Kafkaslardan, Balkanlar’dan suç işlemek için gelen organize ekipleri de işin içine katınca başta İstanbul olmak üzere tüm Türkiye sosyal, psikolojik büyük bir çöküntü içinde. Hele de İstanbul Esenyurt tam bir Harlem olmuş vaziyette.

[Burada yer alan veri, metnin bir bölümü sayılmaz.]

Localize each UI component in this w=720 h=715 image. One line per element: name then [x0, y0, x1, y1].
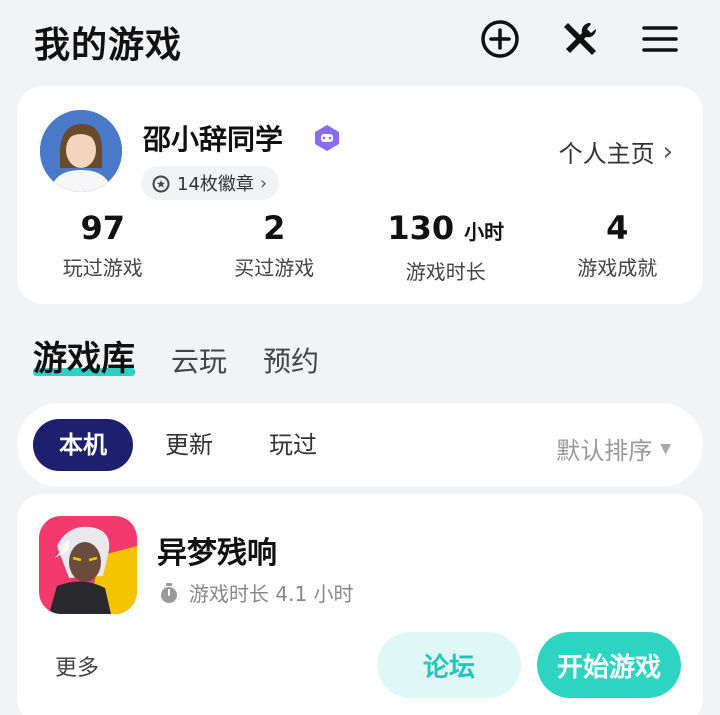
homepage-label: 个人主页	[558, 140, 655, 168]
stats-row: 97 玩过游戏 2 买过游戏 130 小时 游戏时长 4 游戏成就	[17, 206, 703, 286]
add-circle-icon[interactable]	[479, 18, 521, 60]
sort-label: 默认排序	[556, 437, 653, 465]
user-name: 邵小辞同学	[143, 123, 284, 156]
game-card: 异梦残响 游戏时长 4.1 小时 更多 论坛 开始游戏	[17, 494, 703, 715]
game-cover-icon[interactable]	[39, 516, 137, 614]
tab-reservations[interactable]: 预约	[263, 340, 319, 380]
menu-icon[interactable]	[639, 18, 681, 60]
game-title: 异梦残响	[157, 536, 277, 571]
badges-count: 14枚徽章	[177, 174, 254, 195]
medal-icon	[152, 175, 170, 193]
stat-label: 玩过游戏	[62, 256, 143, 280]
chevron-right-icon: ›	[259, 172, 268, 194]
stat-value: 4	[606, 209, 629, 247]
stat-label: 游戏成就	[577, 256, 658, 280]
filter-bar: 本机 更新 玩过 默认排序 ▼	[17, 403, 703, 487]
tab-cloud-play[interactable]: 云玩	[171, 340, 227, 380]
caret-down-icon: ▼	[660, 440, 671, 457]
more-button[interactable]: 更多	[55, 650, 99, 682]
avatar[interactable]	[40, 110, 122, 192]
stat-label: 买过游戏	[234, 256, 315, 280]
stopwatch-icon	[161, 582, 177, 603]
chevron-right-icon: ›	[662, 136, 673, 167]
stat-played[interactable]: 97 玩过游戏	[17, 206, 189, 286]
playtime-text: 游戏时长 4.1 小时	[189, 582, 354, 606]
page-title: 我的游戏	[34, 25, 183, 66]
stat-playtime[interactable]: 130 小时 游戏时长	[360, 206, 532, 286]
stat-achievements[interactable]: 4 游戏成就	[532, 206, 704, 286]
filter-played[interactable]: 玩过	[269, 419, 317, 471]
top-bar: 我的游戏	[0, 0, 720, 80]
stat-unit: 小时	[464, 220, 505, 244]
homepage-link[interactable]: 个人主页 ›	[559, 134, 673, 169]
filter-local[interactable]: 本机	[33, 419, 133, 471]
start-game-button[interactable]: 开始游戏	[537, 632, 681, 698]
stat-value: 2	[263, 209, 286, 247]
tab-library[interactable]: 游戏库	[33, 331, 135, 380]
tools-icon[interactable]	[559, 18, 601, 60]
vip-badge-icon	[313, 124, 341, 152]
badges-pill[interactable]: 14枚徽章 ›	[141, 166, 280, 200]
stat-value: 97	[80, 209, 126, 247]
stat-value: 130	[387, 209, 455, 247]
profile-card: 邵小辞同学 14枚徽章 › 个人主页 › 97 玩过游戏 2 买过游戏 130 小…	[17, 86, 703, 304]
tab-label: 游戏库	[33, 339, 135, 379]
stat-label: 游戏时长	[405, 260, 486, 284]
library-tabs: 游戏库 云玩 预约	[33, 330, 319, 380]
stat-bought[interactable]: 2 买过游戏	[189, 206, 361, 286]
sort-dropdown[interactable]: 默认排序 ▼	[556, 431, 671, 466]
filter-updates[interactable]: 更新	[165, 419, 213, 471]
forum-button[interactable]: 论坛	[377, 632, 521, 698]
game-playtime: 游戏时长 4.1 小时	[157, 578, 354, 607]
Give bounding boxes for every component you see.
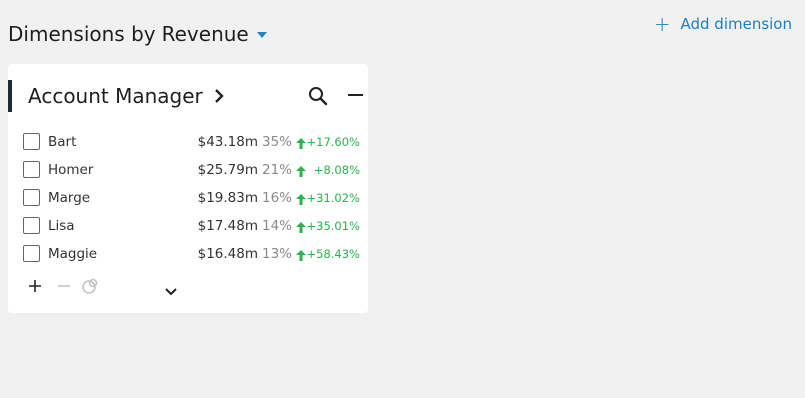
list-item: Marge $19.83m 16% +31.02%	[8, 184, 368, 212]
item-value: $16.48m	[197, 246, 258, 262]
page-title: Dimensions by Revenue	[8, 22, 267, 46]
link-icon	[81, 277, 99, 299]
row-checkbox[interactable]	[23, 161, 40, 178]
row-checkbox[interactable]	[23, 245, 40, 262]
chevron-down-icon[interactable]	[164, 282, 178, 301]
item-share: 14%	[261, 218, 292, 234]
list-item: Lisa $17.48m 14% +35.01%	[8, 212, 368, 240]
caret-down-icon[interactable]	[256, 32, 267, 38]
arrow-up-icon	[296, 249, 306, 265]
card-header: Account Manager	[8, 64, 368, 128]
item-change: +35.01%	[306, 219, 361, 233]
item-name: Bart	[48, 134, 77, 150]
item-share: 35%	[261, 134, 292, 150]
item-change: +58.43%	[306, 247, 361, 261]
list-item: Maggie $16.48m 13% +58.43%	[8, 240, 368, 268]
list-item: Bart $43.18m 35% +17.60%	[8, 128, 368, 156]
arrow-up-icon	[296, 221, 306, 237]
title-prefix: Dimensions by	[8, 22, 156, 46]
item-value: $17.48m	[197, 218, 258, 234]
add-icon[interactable]	[28, 278, 42, 297]
item-name: Homer	[48, 162, 94, 178]
row-checkbox[interactable]	[23, 217, 40, 234]
arrow-up-icon	[296, 193, 306, 209]
list-item: Homer $25.79m 21% +8.08%	[8, 156, 368, 184]
chevron-right-icon[interactable]	[213, 88, 225, 104]
item-share: 21%	[261, 162, 292, 178]
metric-selector[interactable]: Revenue	[162, 22, 249, 46]
dimension-card: Account Manager Bart $43.18m 35% +17.60%…	[8, 64, 368, 313]
card-title: Account Manager	[28, 84, 203, 108]
item-change: +17.60%	[306, 135, 361, 149]
dimension-list: Bart $43.18m 35% +17.60% Homer $25.79m 2…	[8, 128, 368, 268]
row-checkbox[interactable]	[23, 133, 40, 150]
arrow-up-icon	[296, 165, 306, 181]
search-icon[interactable]	[308, 86, 328, 110]
item-name: Maggie	[48, 246, 98, 262]
card-footer	[8, 276, 368, 300]
item-change: +31.02%	[306, 191, 361, 205]
remove-icon	[57, 278, 71, 297]
arrow-up-icon	[296, 137, 306, 153]
item-value: $25.79m	[197, 162, 258, 178]
card-marker	[8, 80, 12, 112]
item-value: $19.83m	[197, 190, 258, 206]
item-change: +8.08%	[313, 163, 360, 177]
item-name: Lisa	[48, 218, 75, 234]
plus-icon: +	[653, 12, 671, 36]
item-share: 13%	[261, 246, 292, 262]
item-name: Marge	[48, 190, 91, 206]
collapse-icon[interactable]	[348, 94, 363, 96]
add-dimension-button[interactable]: + Add dimension	[654, 14, 792, 34]
item-value: $43.18m	[197, 134, 258, 150]
dimensions-page: Dimensions by Revenue + Add dimension Ac…	[0, 0, 805, 398]
row-checkbox[interactable]	[23, 189, 40, 206]
item-share: 16%	[261, 190, 292, 206]
add-dimension-label: Add dimension	[680, 15, 792, 33]
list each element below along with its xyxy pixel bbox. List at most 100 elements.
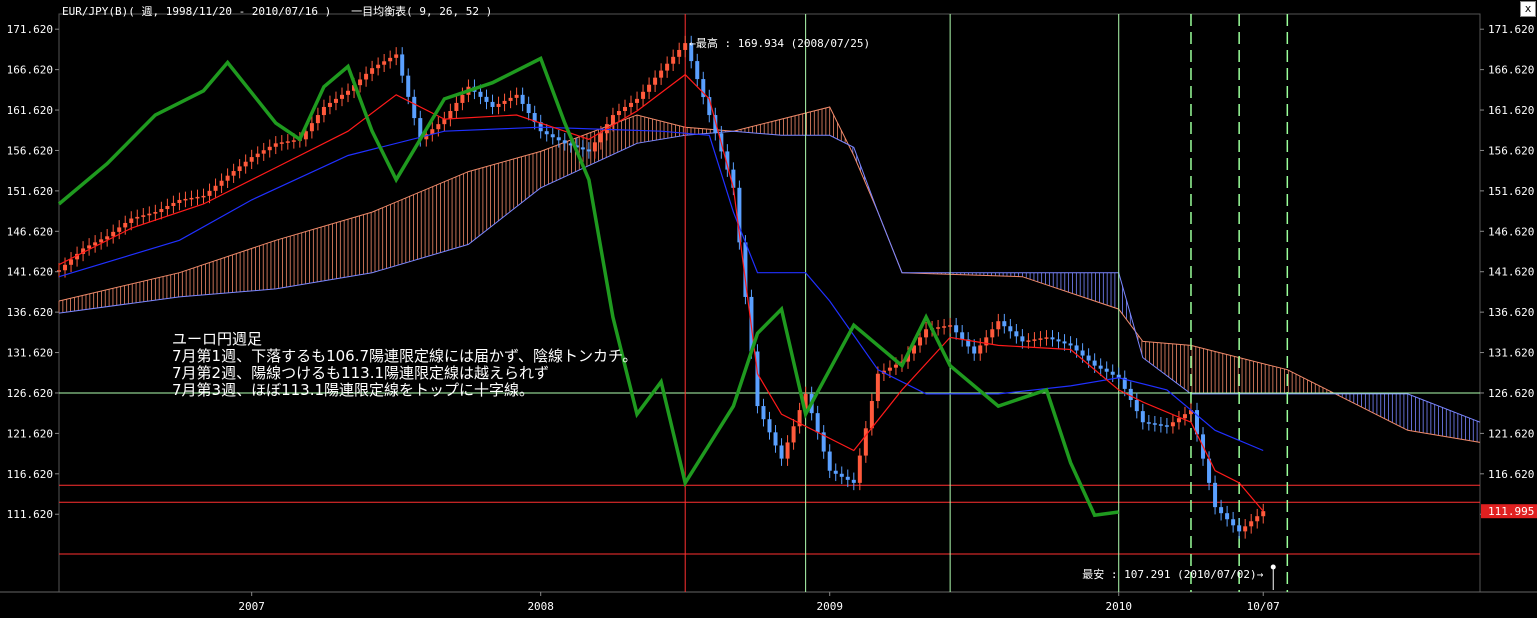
low-annotation: 最安 : 107.291 (2010/07/02)→ bbox=[1082, 567, 1263, 581]
y-tick-label-right: 166.620 bbox=[1488, 64, 1534, 77]
candle-body bbox=[1008, 326, 1013, 332]
candle-body bbox=[442, 119, 447, 125]
candle-body bbox=[1213, 482, 1218, 508]
candle-body bbox=[285, 141, 290, 143]
candle-body bbox=[580, 147, 585, 150]
candle-body bbox=[677, 49, 682, 57]
close-button[interactable]: x bbox=[1520, 1, 1536, 17]
candle-body bbox=[1032, 339, 1037, 341]
candle-body bbox=[147, 213, 152, 216]
candle-body bbox=[1255, 516, 1260, 522]
candle-body bbox=[243, 161, 248, 167]
candle-body bbox=[653, 77, 658, 85]
candle-body bbox=[954, 325, 959, 333]
candle-body bbox=[237, 166, 242, 172]
candle-body bbox=[99, 239, 104, 243]
candle-body bbox=[647, 84, 652, 92]
candle-body bbox=[394, 54, 399, 58]
candle-body bbox=[972, 346, 977, 354]
candle-body bbox=[153, 212, 158, 214]
high-annotation: ←最高 : 169.934 (2008/07/25) bbox=[689, 36, 870, 50]
indicator-label: 一目均衡表( 9, 26, 52 ) bbox=[351, 5, 493, 18]
candle-body bbox=[996, 321, 1001, 330]
chart-title: EUR/JPY(B)( 週, 1998/11/20 - 2010/07/16 ) bbox=[62, 5, 332, 18]
candle-body bbox=[171, 202, 176, 206]
y-tick-label-left: 156.620 bbox=[7, 144, 53, 157]
candle-body bbox=[213, 185, 218, 191]
candle-body bbox=[1225, 513, 1230, 520]
candle-body bbox=[1146, 422, 1151, 424]
candle-body bbox=[1170, 422, 1175, 427]
candle-body bbox=[779, 445, 784, 459]
candle-body bbox=[219, 180, 224, 186]
candle-body bbox=[279, 142, 284, 144]
candle-body bbox=[123, 222, 128, 228]
candle-body bbox=[255, 153, 260, 158]
candle-body bbox=[1098, 365, 1103, 369]
candle-body bbox=[990, 329, 995, 338]
candle-body bbox=[207, 190, 212, 196]
x-tick-label: 10/07 bbox=[1247, 600, 1280, 613]
candle-body bbox=[671, 56, 676, 64]
y-tick-label-right: 171.620 bbox=[1488, 23, 1534, 36]
candle-body bbox=[845, 476, 850, 480]
candle-body bbox=[1110, 371, 1115, 375]
candle-body bbox=[141, 215, 146, 217]
candle-body bbox=[1080, 350, 1085, 356]
candle-body bbox=[978, 345, 983, 354]
chart-header: EUR/JPY(B)( 週, 1998/11/20 - 2010/07/16 )… bbox=[62, 3, 492, 19]
candle-body bbox=[641, 91, 646, 99]
candle-body bbox=[1092, 360, 1097, 366]
candle-body bbox=[309, 123, 314, 132]
y-tick-label-left: 121.620 bbox=[7, 427, 53, 440]
candle-body bbox=[616, 111, 621, 116]
current-price-label: 111.995 bbox=[1488, 505, 1534, 518]
candle-body bbox=[629, 102, 634, 107]
y-tick-label-left: 126.620 bbox=[7, 387, 53, 400]
note-line: 7月第2週、陽線つけるも113.1陽連限定線は越えられず bbox=[172, 364, 550, 382]
note-line: 7月第3週、ほぼ113.1陽連限定線をトップに十字線。 bbox=[172, 381, 535, 399]
y-tick-label-right: 146.620 bbox=[1488, 225, 1534, 238]
candle-body bbox=[508, 97, 513, 101]
candle-body bbox=[598, 133, 603, 143]
candle-body bbox=[339, 94, 344, 99]
candle-body bbox=[478, 91, 483, 97]
candle-body bbox=[1158, 424, 1163, 426]
y-tick-label-right: 121.620 bbox=[1488, 427, 1534, 440]
candle-body bbox=[1128, 388, 1133, 401]
candle-body bbox=[1014, 331, 1019, 337]
candle-body bbox=[887, 367, 892, 371]
plot-frame bbox=[58, 13, 1481, 593]
candle-body bbox=[346, 90, 351, 95]
candle-body bbox=[1086, 355, 1091, 361]
candle-body bbox=[261, 150, 266, 154]
candle-body bbox=[1050, 337, 1055, 340]
chikou-line bbox=[57, 56, 1119, 518]
candle-body bbox=[327, 102, 332, 107]
candle-body bbox=[273, 143, 278, 147]
candle-body bbox=[1231, 519, 1236, 526]
candle-body bbox=[1002, 321, 1007, 327]
candle-body bbox=[388, 57, 393, 62]
y-tick-label-left: 166.620 bbox=[7, 64, 53, 77]
candle-body bbox=[177, 199, 182, 203]
candle-body bbox=[773, 432, 778, 446]
candle-body bbox=[189, 197, 194, 200]
y-tick-label-right: 156.620 bbox=[1488, 144, 1534, 157]
candle-body bbox=[1176, 418, 1181, 423]
x-tick-label: 2007 bbox=[238, 600, 265, 613]
y-tick-label-left: 131.620 bbox=[7, 347, 53, 360]
candle-body bbox=[1237, 525, 1242, 532]
y-tick-label-left: 111.620 bbox=[7, 508, 53, 521]
candle-body bbox=[87, 245, 92, 249]
candle-body bbox=[936, 327, 941, 329]
candle-body bbox=[520, 94, 525, 104]
candle-body bbox=[918, 337, 923, 346]
candle-body bbox=[195, 196, 200, 199]
candle-body bbox=[201, 195, 206, 198]
analysis-note: ユーロ円週足 7月第1週、下落するも106.7陽連限定線には届かず、陰線トンカチ。… bbox=[172, 331, 637, 399]
candle-body bbox=[695, 61, 700, 80]
candle-body bbox=[863, 428, 868, 456]
candle-body bbox=[502, 100, 507, 104]
tenkan-line bbox=[58, 73, 1264, 512]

İlimizde Çapanoğlu Büyük Camii’nde namaz kılarken katledilen ve haraç vermediği için lokantasında katledilen esnaf kardeşimiz ile ilgili iki olayı daha yazacağım. Bu olaylar şehrimizin hafızasındadır. Hele hele ilimizde bol miktarda uyuşturucu yakalanması hüsrana neden olmuş ve kötü şeylerin olacağının kanıtıdır. İlimiz – ülkemiz travma geçirmektedir. İnsanlar geçinemediği için çok sorunludur. Devlet olarak millet olarak gençlerimizi sahiplenmeliyiz. Hastalıklı bir toplum olmak Müslüman Türk milletine yakışmıyor. Saygılarımla.